A little translation work is required here. “Class collaboration,” in the Guardian’s dictionary, means you oppose Soviet imperialism and its aggression around the world. “Flunkeyism” means you have basic agreement with China. “Dogmatism” simply means Marxism-Leninism-Mao Tsetung Thought actually applied to the concrete conditions in your own country, rather than sold through the Guardian Marketplace.

INTERNATIONALISM REDEFINED

9) Here the red flag of “proletarian internationalism” is raised–but with a new, “creative” definition. It is the “understanding that the cause of the emancipation of the U.S. working class and oppressed peoples throughout the world is one.” What happened to the international proletariat here, including the workers of Europe and the Soviet Union?

Silber and Smith also add a list of countries deserving “solidarity.” The scope has narrowed a little since the 29 Points. There Czechoslovakia got a mention, and the third world was told to “help build a united front against both superpowers.” Now the front against both superpowers is gone. It seems that such a united front is not “politically essential” to the Guardian.

10) Here the question of organization is raised. Guardian Clubs work to build the paper’s influence “through public forums, promoting circulation, fundraising and other activities.”

This seems innocuous. But Smith and Silber add an interesting twist. The clubs will not be democratic-centralist, but “fairly centralist” for “the first year at least.” Everyone has the right of free speech, but “some” Clubs may “possibly” be able, “in time” to write “position papers.” Fairly centralist indeed!

Marxist-Leninists can unite because they draw firm, clear ideological and political lines of demarcation. That is why they can practice democracy under centralized guidance. That is why they have iron unity of will and action, combined with great initiative and ease of mind among the cadres.

Revisionists, especially of the centrist variety, must blur the lines and go in for demagogy. This is required to smuggle bourgeois ideology disguised as “Marxism” or even “anti-revisionism” into the people’s movements. They fear exposure and criticism from the masses and the cadres. That is why they practice bureaucratic centralism and disguise it with ultra-“democratic” phrases.
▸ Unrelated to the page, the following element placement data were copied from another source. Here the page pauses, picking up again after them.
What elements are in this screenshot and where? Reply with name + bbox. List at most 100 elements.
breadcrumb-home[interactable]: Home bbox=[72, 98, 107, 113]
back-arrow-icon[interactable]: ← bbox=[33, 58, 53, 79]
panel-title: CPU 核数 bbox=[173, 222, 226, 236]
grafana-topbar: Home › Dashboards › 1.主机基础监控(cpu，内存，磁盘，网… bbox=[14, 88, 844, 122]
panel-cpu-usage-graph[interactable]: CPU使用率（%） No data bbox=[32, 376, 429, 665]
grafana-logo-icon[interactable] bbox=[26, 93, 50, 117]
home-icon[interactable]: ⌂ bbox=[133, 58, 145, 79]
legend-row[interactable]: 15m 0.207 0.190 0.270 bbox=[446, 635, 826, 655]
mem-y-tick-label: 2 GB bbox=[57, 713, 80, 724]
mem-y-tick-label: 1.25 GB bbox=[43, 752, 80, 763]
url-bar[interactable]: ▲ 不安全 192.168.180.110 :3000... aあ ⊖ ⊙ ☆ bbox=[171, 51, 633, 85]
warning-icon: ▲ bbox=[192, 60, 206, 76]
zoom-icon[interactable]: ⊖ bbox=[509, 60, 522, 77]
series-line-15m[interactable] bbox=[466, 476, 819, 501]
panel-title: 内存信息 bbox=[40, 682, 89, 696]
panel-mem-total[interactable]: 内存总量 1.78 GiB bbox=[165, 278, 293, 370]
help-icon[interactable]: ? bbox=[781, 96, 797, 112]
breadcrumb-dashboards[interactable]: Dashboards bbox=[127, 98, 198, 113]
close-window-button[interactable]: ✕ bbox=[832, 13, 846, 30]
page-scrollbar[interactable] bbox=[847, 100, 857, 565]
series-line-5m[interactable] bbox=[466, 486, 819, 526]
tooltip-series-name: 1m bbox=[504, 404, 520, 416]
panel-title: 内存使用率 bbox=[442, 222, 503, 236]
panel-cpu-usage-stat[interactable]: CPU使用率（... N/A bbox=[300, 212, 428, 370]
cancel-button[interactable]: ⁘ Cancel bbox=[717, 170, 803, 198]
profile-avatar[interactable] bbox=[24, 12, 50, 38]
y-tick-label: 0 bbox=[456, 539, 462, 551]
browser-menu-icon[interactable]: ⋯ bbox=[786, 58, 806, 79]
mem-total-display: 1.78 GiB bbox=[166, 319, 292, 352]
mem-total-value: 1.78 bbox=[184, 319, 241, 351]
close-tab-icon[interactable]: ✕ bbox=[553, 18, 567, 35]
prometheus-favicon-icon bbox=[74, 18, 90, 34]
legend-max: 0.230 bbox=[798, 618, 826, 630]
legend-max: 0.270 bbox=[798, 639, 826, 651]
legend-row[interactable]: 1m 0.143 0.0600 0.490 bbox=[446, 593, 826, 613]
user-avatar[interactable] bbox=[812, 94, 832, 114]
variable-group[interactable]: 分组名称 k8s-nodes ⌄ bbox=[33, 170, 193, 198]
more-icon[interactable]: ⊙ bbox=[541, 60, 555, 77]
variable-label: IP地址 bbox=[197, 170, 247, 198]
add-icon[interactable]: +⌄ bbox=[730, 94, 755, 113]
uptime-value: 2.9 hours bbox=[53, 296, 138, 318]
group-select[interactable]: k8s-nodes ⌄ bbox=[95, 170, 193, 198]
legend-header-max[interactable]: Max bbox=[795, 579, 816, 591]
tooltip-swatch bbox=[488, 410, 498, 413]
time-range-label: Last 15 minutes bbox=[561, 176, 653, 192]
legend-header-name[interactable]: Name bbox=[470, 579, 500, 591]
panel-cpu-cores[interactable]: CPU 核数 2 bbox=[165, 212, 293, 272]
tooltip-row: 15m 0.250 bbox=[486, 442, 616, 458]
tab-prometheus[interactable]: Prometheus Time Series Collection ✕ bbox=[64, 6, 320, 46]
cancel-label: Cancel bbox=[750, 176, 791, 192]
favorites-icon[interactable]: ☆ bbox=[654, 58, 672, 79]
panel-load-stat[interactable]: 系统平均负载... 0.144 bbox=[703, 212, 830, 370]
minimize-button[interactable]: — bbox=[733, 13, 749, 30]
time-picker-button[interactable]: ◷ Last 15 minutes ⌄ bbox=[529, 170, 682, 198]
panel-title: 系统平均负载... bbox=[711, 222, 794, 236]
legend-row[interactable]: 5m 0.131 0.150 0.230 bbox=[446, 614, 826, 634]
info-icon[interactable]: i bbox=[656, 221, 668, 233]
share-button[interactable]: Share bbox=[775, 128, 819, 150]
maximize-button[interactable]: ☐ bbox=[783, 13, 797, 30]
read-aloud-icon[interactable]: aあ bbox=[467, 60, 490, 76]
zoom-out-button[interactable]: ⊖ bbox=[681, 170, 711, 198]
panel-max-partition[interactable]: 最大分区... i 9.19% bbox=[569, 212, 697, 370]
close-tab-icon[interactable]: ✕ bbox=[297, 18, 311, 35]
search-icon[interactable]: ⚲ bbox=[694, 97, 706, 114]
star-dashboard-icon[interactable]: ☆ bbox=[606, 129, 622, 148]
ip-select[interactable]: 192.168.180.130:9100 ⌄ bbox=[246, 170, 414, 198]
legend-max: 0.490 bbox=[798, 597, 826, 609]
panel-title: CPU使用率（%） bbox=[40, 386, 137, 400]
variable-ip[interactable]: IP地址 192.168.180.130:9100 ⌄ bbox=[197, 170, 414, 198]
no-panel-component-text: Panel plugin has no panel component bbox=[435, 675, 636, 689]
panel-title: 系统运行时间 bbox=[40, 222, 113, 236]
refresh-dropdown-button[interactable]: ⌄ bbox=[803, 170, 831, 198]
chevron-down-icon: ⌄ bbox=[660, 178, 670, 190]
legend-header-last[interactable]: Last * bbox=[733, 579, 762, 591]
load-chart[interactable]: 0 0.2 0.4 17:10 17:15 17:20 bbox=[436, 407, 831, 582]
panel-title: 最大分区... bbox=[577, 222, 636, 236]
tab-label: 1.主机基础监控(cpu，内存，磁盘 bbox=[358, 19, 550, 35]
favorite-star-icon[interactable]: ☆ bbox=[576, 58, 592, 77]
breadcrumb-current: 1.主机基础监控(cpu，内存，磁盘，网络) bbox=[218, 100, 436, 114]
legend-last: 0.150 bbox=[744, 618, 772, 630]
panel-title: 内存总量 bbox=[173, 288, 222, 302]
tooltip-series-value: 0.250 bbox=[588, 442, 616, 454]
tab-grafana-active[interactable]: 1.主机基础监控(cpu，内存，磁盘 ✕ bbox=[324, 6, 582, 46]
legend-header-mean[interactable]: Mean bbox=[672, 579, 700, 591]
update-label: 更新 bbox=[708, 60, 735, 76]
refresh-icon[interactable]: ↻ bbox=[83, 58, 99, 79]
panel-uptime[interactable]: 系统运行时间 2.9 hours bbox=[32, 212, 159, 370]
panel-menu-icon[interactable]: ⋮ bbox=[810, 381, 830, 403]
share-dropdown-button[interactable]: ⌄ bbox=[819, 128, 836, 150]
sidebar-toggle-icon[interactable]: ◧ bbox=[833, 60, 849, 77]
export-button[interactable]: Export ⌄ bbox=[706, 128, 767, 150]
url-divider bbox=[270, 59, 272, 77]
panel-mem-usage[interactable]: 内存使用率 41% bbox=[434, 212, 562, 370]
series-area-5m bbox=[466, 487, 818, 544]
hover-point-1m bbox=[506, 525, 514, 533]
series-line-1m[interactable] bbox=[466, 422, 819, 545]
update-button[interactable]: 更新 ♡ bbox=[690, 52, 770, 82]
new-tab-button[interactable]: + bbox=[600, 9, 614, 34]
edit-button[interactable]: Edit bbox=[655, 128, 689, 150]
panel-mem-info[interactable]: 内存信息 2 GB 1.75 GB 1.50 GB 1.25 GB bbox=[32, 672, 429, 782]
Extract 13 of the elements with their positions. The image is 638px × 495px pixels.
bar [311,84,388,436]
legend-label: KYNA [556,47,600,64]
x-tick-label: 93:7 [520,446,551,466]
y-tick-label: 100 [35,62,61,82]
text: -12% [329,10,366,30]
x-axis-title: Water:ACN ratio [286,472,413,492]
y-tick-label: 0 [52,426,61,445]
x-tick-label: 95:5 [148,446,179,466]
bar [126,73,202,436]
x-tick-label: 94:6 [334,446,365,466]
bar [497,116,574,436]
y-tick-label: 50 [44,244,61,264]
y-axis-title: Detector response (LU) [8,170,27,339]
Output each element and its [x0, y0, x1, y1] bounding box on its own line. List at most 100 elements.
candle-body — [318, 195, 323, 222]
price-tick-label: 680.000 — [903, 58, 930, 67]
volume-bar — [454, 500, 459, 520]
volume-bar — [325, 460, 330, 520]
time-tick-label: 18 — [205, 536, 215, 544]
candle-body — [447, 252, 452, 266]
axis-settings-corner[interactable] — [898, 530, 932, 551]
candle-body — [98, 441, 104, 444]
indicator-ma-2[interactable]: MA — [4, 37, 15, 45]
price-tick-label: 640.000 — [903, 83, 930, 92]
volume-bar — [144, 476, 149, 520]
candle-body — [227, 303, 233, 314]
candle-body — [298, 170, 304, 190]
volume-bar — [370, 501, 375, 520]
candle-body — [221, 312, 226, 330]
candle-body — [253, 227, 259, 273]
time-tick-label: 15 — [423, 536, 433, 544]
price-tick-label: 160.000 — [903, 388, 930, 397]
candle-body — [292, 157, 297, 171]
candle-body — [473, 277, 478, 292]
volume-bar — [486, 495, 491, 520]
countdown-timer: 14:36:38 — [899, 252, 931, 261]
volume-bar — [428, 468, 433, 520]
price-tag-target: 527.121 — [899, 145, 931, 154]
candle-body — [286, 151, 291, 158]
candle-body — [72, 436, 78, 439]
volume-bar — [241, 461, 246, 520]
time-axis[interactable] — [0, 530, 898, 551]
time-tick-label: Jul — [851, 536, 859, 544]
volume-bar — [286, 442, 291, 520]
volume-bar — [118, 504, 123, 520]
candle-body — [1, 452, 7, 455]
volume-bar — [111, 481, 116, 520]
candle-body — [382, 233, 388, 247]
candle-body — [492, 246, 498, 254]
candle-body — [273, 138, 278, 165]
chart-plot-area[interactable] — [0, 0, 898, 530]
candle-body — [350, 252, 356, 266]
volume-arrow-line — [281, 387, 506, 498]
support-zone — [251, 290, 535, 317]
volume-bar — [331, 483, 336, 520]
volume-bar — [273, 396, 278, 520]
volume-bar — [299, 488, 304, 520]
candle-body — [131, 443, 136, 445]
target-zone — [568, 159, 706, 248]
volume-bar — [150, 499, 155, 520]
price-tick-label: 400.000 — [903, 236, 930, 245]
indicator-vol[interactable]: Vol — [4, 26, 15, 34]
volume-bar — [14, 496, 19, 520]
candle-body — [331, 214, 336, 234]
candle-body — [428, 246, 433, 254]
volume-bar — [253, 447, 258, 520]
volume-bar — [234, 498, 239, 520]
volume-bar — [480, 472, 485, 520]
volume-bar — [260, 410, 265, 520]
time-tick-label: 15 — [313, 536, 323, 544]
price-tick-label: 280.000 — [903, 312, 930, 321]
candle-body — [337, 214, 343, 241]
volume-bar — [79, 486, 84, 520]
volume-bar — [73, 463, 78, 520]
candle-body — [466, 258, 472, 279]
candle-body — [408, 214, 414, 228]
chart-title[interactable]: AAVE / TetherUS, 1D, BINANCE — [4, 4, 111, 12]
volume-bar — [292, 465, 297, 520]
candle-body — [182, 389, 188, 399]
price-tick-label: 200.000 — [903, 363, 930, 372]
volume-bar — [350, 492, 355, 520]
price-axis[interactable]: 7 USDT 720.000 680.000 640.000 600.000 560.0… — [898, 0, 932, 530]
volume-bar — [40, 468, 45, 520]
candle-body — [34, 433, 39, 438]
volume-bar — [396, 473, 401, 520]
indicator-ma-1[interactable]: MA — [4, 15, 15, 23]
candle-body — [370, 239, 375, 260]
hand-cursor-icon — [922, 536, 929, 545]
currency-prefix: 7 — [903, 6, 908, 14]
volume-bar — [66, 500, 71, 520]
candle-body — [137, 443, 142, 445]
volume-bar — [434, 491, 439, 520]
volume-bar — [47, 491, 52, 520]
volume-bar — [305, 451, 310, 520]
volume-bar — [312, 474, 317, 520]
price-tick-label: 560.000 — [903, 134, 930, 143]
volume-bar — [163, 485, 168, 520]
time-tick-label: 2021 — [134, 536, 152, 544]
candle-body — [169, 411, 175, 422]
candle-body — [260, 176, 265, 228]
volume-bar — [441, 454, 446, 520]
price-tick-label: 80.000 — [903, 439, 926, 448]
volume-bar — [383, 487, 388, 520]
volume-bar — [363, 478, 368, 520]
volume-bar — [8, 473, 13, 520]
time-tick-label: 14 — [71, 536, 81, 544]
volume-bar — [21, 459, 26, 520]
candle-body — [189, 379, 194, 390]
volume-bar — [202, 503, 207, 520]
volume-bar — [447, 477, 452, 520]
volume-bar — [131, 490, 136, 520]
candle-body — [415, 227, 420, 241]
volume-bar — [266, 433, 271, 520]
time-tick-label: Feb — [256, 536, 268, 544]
This is one reason the Guardian will never build a genuine party. It may well get an organization with such a name, but it will actually be a Menshevik federation of local circles, with each competing to be the “national” circle. The “10 Points” represent the Guardian’s bid for the job.

To conclude: some Guardian supporters have complained about the name “clubs” as being “too tame.” We have a suggestion. How about “swamps” or “bogs”? It gives a much better description of the Guardian’s actual relationship to the overall morass of modern revisionism.